The proposed method aims to propose a normalized crack counting rule and boundary determination rule to standardize the annotation of a crack instance segmentation dataset. Based on the proposed method, the proposed dataset will contain 787 images, including 3794 crack objects, which will greatly improve the accuracy of crack instance segmentation detection at the dataset level. Based on the proposed dataset production method, a set of lightweight crack-recognition methods is implemented according to the proposed dataset production method.
This paper begins by introducing the two classic deep learning algorithms in
Section 2, including Mask RCNN and Yolact, which are employed to validate the proposed crack annotation method. Following this,
Section 3 presents the proposed crack annotation method and a comprehensive analysis in detail. The evaluation work is conducted in
Section 4, followed by a section of concluding remarks.
3. Breakpoint-Based Crack Annotation
This section presents the proposed normalized crack-boundary demarcation and technical criteria, which will be used to produce a standard crack instance segmentation dataset; this method focuses on concrete bridge cracks. We refer to the proposed method as relative-breakpoint crack annotation, and compare this proposed method with two previously abandoned methods. The proposed method standardizes the production of crack instance segmentation datasets, which contributes to the accuracy improvement of crack instance segmentation models from the data level.
The counting criteria for cracks has a great influence on the model’s performance. The most difficult problem of counting and calibration is how to judge the boundary of multiple intersecting cracks. Taking
Figure 3a as an example, different crack annotation methods, as indicated by
Figure 3b–d, can seriously affect the crack-detection model’s training and performance. Therefore, we make a comparative analysis between continuous crack annotation methods, i.e.,
Figure 3b, and the absolute breakpoint annotation in the following subsections, i.e.,
Figure 3c. Based on the results of the analysis, a relative-breakpoint-based annotation strategy, as seen in
Figure 3d, is proposed to delineate crack boundaries to create a high-quality crack instance segmentation dataset.
3.1. Continuous Crack Annotation
Continuous annotation is shown in
Figure 3b, in which all connected cracks in the entirety of the image are considered as a whole and marked as a single object. The advantage of this labelling method is that the standard boundary is simple, and there is no ambiguity and difficulty in determining it.

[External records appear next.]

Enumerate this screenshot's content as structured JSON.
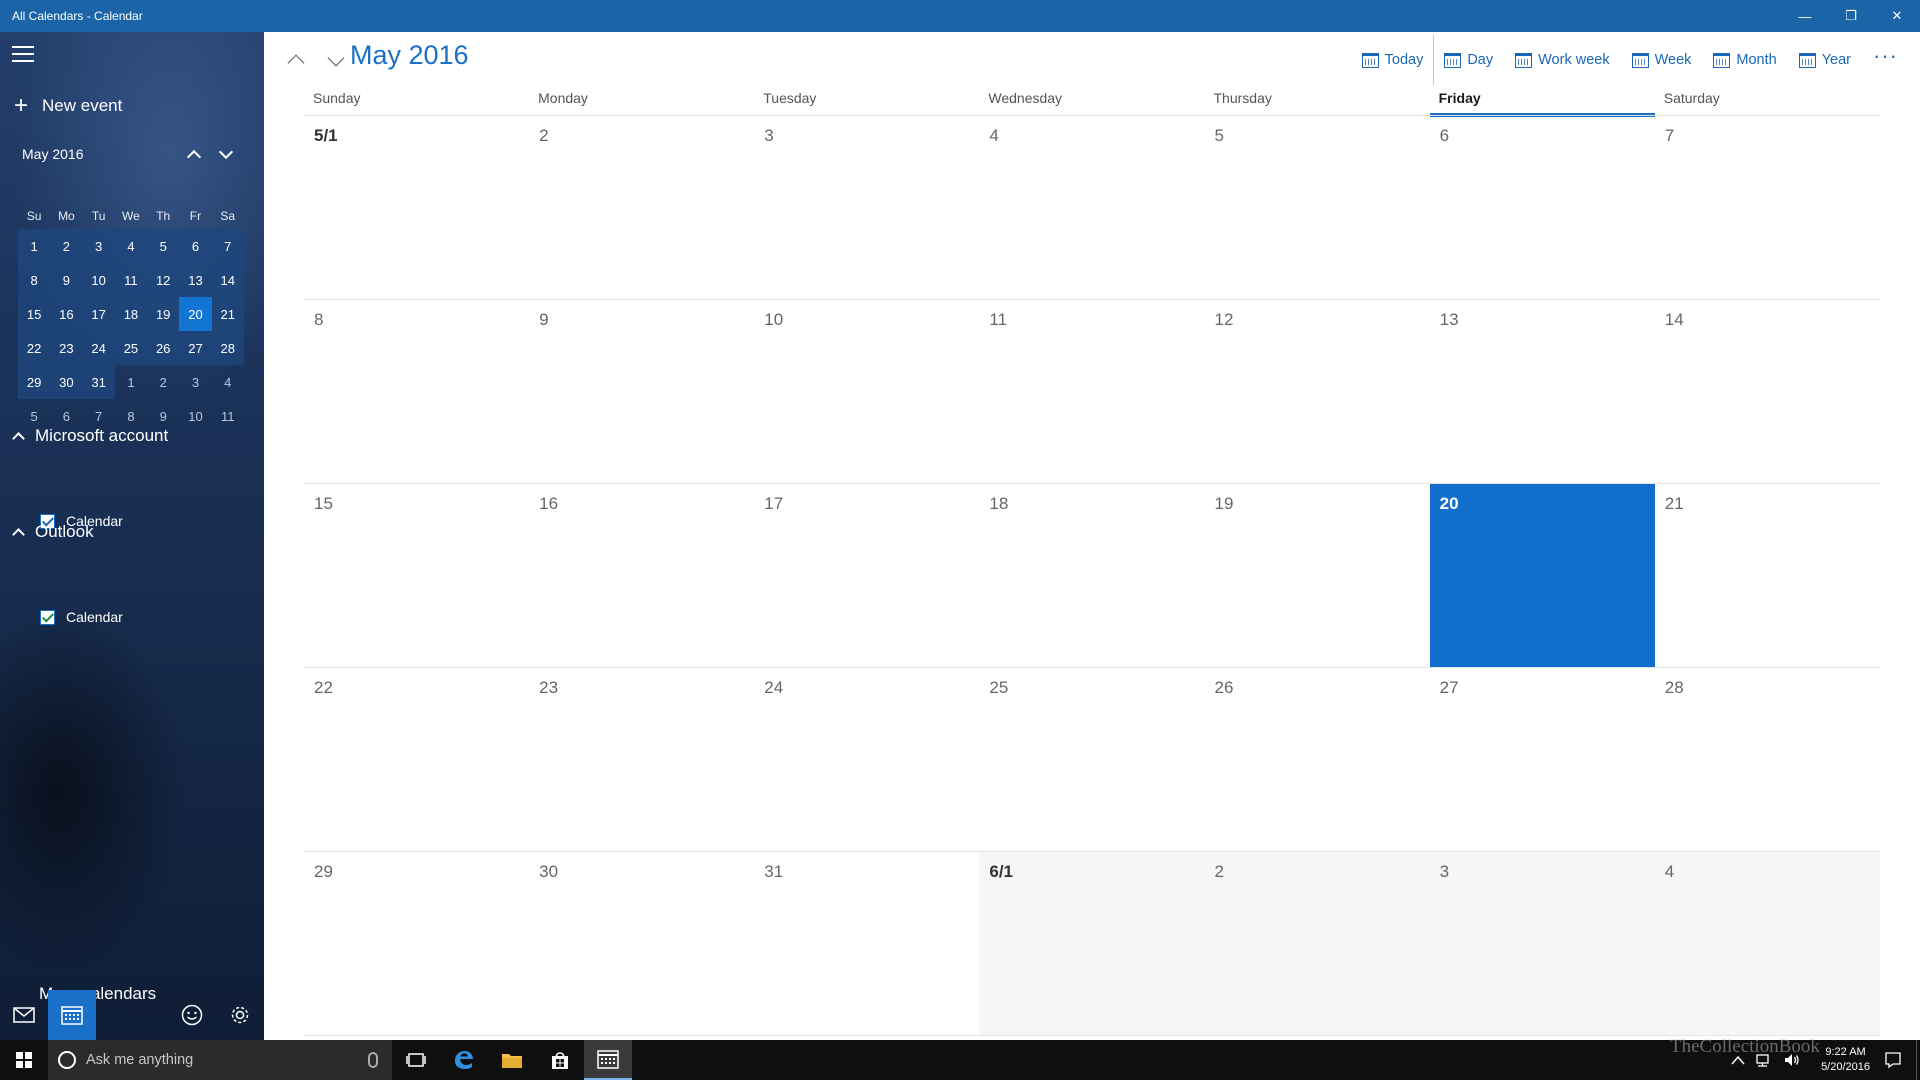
{
  "window": {
    "title": "All Calendars - Calendar",
    "minimize": "—",
    "restore": "❐",
    "close": "✕"
  },
  "sidebar": {
    "new_event_plus": "+",
    "new_event": "New event",
    "mini_calendar": {
      "title": "May 2016",
      "weekdays": [
        "Su",
        "Mo",
        "Tu",
        "We",
        "Th",
        "Fr",
        "Sa"
      ],
      "weeks": [
        [
          "1",
          "2",
          "3",
          "4",
          "5",
          "6",
          "7"
        ],
        [
          "8",
          "9",
          "10",
          "11",
          "12",
          "13",
          "14"
        ],
        [
          "15",
          "16",
          "17",
          "18",
          "19",
          "20",
          "21"
        ],
        [
          "22",
          "23",
          "24",
          "25",
          "26",
          "27",
          "28"
        ],
        [
          "29",
          "30",
          "31",
          "1",
          "2",
          "3",
          "4"
        ],
        [
          "5",
          "6",
          "7",
          "8",
          "9",
          "10",
          "11"
        ]
      ],
      "selected": "20"
    },
    "accounts": [
      {
        "name": "Microsoft account",
        "calendar": "Calendar"
      },
      {
        "name": "Outlook",
        "calendar": "Calendar"
      }
    ],
    "more_calendars": "More calendars"
  },
  "toolbar": {
    "month_title": "May 2016",
    "today": "Today",
    "day": "Day",
    "work_week": "Work week",
    "week": "Week",
    "month": "Month",
    "year": "Year",
    "more": "···"
  },
  "month_view": {
    "weekdays": [
      "Sunday",
      "Monday",
      "Tuesday",
      "Wednesday",
      "Thursday",
      "Friday",
      "Saturday"
    ],
    "today_column": 5,
    "weeks": [
      [
        "5/1",
        "2",
        "3",
        "4",
        "5",
        "6",
        "7"
      ],
      [
        "8",
        "9",
        "10",
        "11",
        "12",
        "13",
        "14"
      ],
      [
        "15",
        "16",
        "17",
        "18",
        "19",
        "20",
        "21"
      ],
      [
        "22",
        "23",
        "24",
        "25",
        "26",
        "27",
        "28"
      ],
      [
        "29",
        "30",
        "31",
        "6/1",
        "2",
        "3",
        "4"
      ]
    ],
    "today_cell": "20"
  },
  "taskbar": {
    "search_placeholder": "Ask me anything",
    "time": "9:22 AM",
    "date": "5/20/2016"
  },
  "watermark": "TheCollectionBook",
  "colors": {
    "accent": "#1a6fc9",
    "titlebar": "#1a64a7",
    "today_fill": "#1270cc",
    "taskbar": "#0f0f0f"
  }
}
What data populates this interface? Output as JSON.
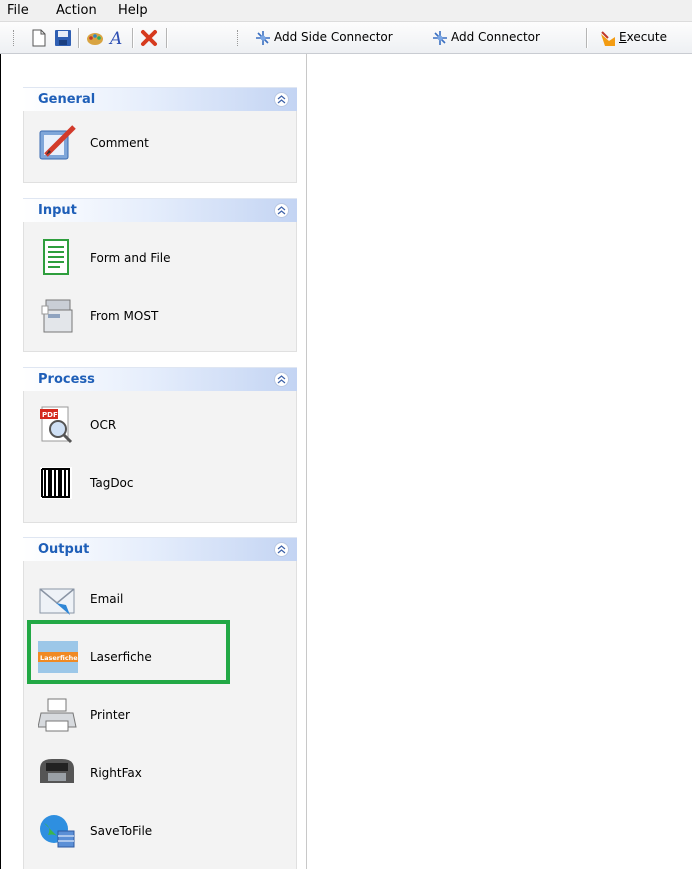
{
  "menu": {
    "file": "File",
    "action": "Action",
    "help": "Help"
  },
  "toolbar": {
    "add_side_connector": "Add Side Connector",
    "add_connector": "Add Connector",
    "execute": "Execute",
    "icons": [
      "new-document-icon",
      "save-icon",
      "palette-icon",
      "font-icon",
      "delete-icon"
    ]
  },
  "groups": {
    "general": {
      "title": "General",
      "items": [
        {
          "label": "Comment",
          "icon": "comment-icon"
        }
      ]
    },
    "input": {
      "title": "Input",
      "items": [
        {
          "label": "Form and File",
          "icon": "form-file-icon"
        },
        {
          "label": "From MOST",
          "icon": "mfp-icon"
        }
      ]
    },
    "process": {
      "title": "Process",
      "items": [
        {
          "label": "OCR",
          "icon": "pdf-ocr-icon"
        },
        {
          "label": "TagDoc",
          "icon": "barcode-icon"
        }
      ]
    },
    "output": {
      "title": "Output",
      "items": [
        {
          "label": "Email",
          "icon": "email-icon"
        },
        {
          "label": "Laserfiche",
          "icon": "laserfiche-icon",
          "logo_text": "Laserfiche"
        },
        {
          "label": "Printer",
          "icon": "printer-icon"
        },
        {
          "label": "RightFax",
          "icon": "fax-icon"
        },
        {
          "label": "SaveToFile",
          "icon": "globe-save-icon"
        }
      ]
    }
  },
  "colors": {
    "highlight": "#22a845",
    "group_title": "#1f5fb8"
  }
}
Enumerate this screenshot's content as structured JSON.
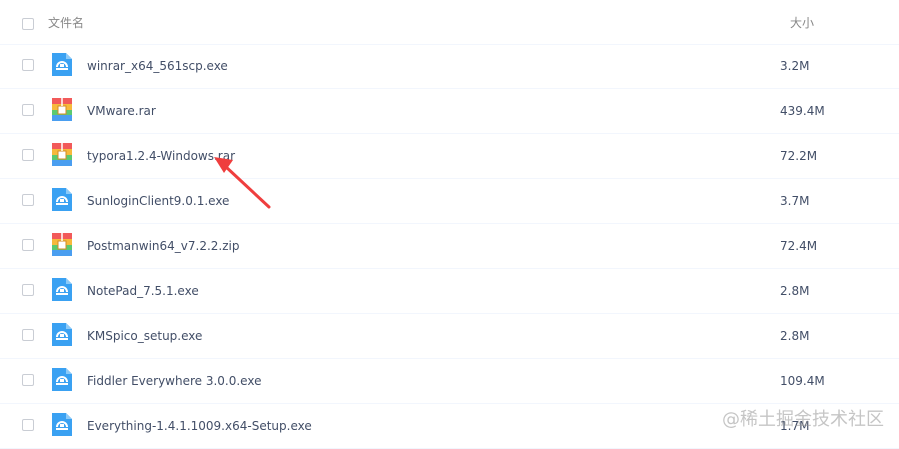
{
  "header": {
    "name_label": "文件名",
    "size_label": "大小"
  },
  "files": [
    {
      "name": "winrar_x64_561scp.exe",
      "size": "3.2M",
      "type": "exe"
    },
    {
      "name": "VMware.rar",
      "size": "439.4M",
      "type": "archive"
    },
    {
      "name": "typora1.2.4-Windows.rar",
      "size": "72.2M",
      "type": "archive"
    },
    {
      "name": "SunloginClient9.0.1.exe",
      "size": "3.7M",
      "type": "exe"
    },
    {
      "name": "Postmanwin64_v7.2.2.zip",
      "size": "72.4M",
      "type": "archive"
    },
    {
      "name": "NotePad_7.5.1.exe",
      "size": "2.8M",
      "type": "exe"
    },
    {
      "name": "KMSpico_setup.exe",
      "size": "2.8M",
      "type": "exe"
    },
    {
      "name": "Fiddler Everywhere 3.0.0.exe",
      "size": "109.4M",
      "type": "exe"
    },
    {
      "name": "Everything-1.4.1.1009.x64-Setup.exe",
      "size": "1.7M",
      "type": "exe"
    }
  ],
  "icons": {
    "exe": "exe-file-icon",
    "archive": "archive-file-icon"
  },
  "colors": {
    "exe_icon": "#3aa1f2",
    "annotation_arrow": "#ef3e3e"
  },
  "watermark": "@稀土掘金技术社区"
}
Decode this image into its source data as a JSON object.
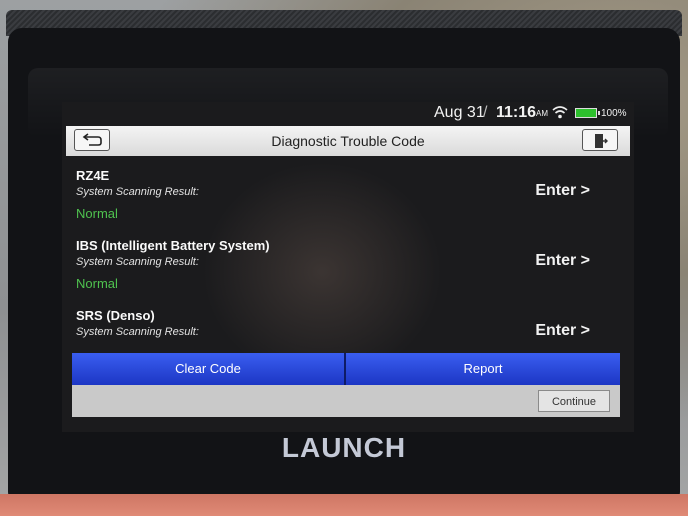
{
  "status_bar": {
    "date": "Aug 31",
    "separator": "/",
    "time": "11:16",
    "ampm": "AM",
    "battery": "100%",
    "battery_color": "#2dbf2d"
  },
  "header": {
    "title": "Diagnostic Trouble Code",
    "back_icon": "back-arrow-icon",
    "exit_icon": "exit-icon"
  },
  "systems": [
    {
      "name": "RZ4E",
      "label": "System Scanning Result:",
      "status": "Normal",
      "action": "Enter >"
    },
    {
      "name": "IBS (Intelligent Battery System)",
      "label": "System Scanning Result:",
      "status": "Normal",
      "action": "Enter >"
    },
    {
      "name": "SRS (Denso)",
      "label": "System Scanning Result:",
      "status": "",
      "action": "Enter >"
    }
  ],
  "actions": {
    "clear_code": "Clear Code",
    "report": "Report",
    "accent": "#2746dc"
  },
  "footer": {
    "continue": "Continue"
  },
  "device": {
    "logo": "LAUNCH"
  }
}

However, the disadvantages of this approach are obvious. For anchor-based instance-segmentation models (i.e., candidate windows, final local rectangles obtained through anchor adjustment, filtering, etc.), this approach largely depends on the accuracy of the model’s ability to detect and segment large objects. Therefore, this method somewhat renders the detection and segmentation of small objects meaningless. The model uses different feature layers and corresponding anchor points for crack detection and segmentation. The feature layers of different scales are used to detect objects of different scales. As a result, only the proposals and anchor points generated by the large-scale prediction feature layer are useful in back-propagation during model training. By contrast, the proposals generated by other scale-prediction feature layers are classified as negative. This leads to the updating of the weights of each network structure incorrectly during back-propagation because they do contain cracked objects inside. The weights are updated in the wrong direction.
3.2. Absolute Breakpoint Crack Annotation
Absolute breakpoint annotations are defined as broken objects that break at any intersection point. An example of absolute breakpoint annotation is shown in
Figure 3c. Compared with the continuous crack labelling rule, this labelling criterion is conceptually inverse and more sensitive to small objects. The advantage of absolute breakpoint labelling is that the boundary is clear, and there is no situation where the boundary is blurred or difficult to determine.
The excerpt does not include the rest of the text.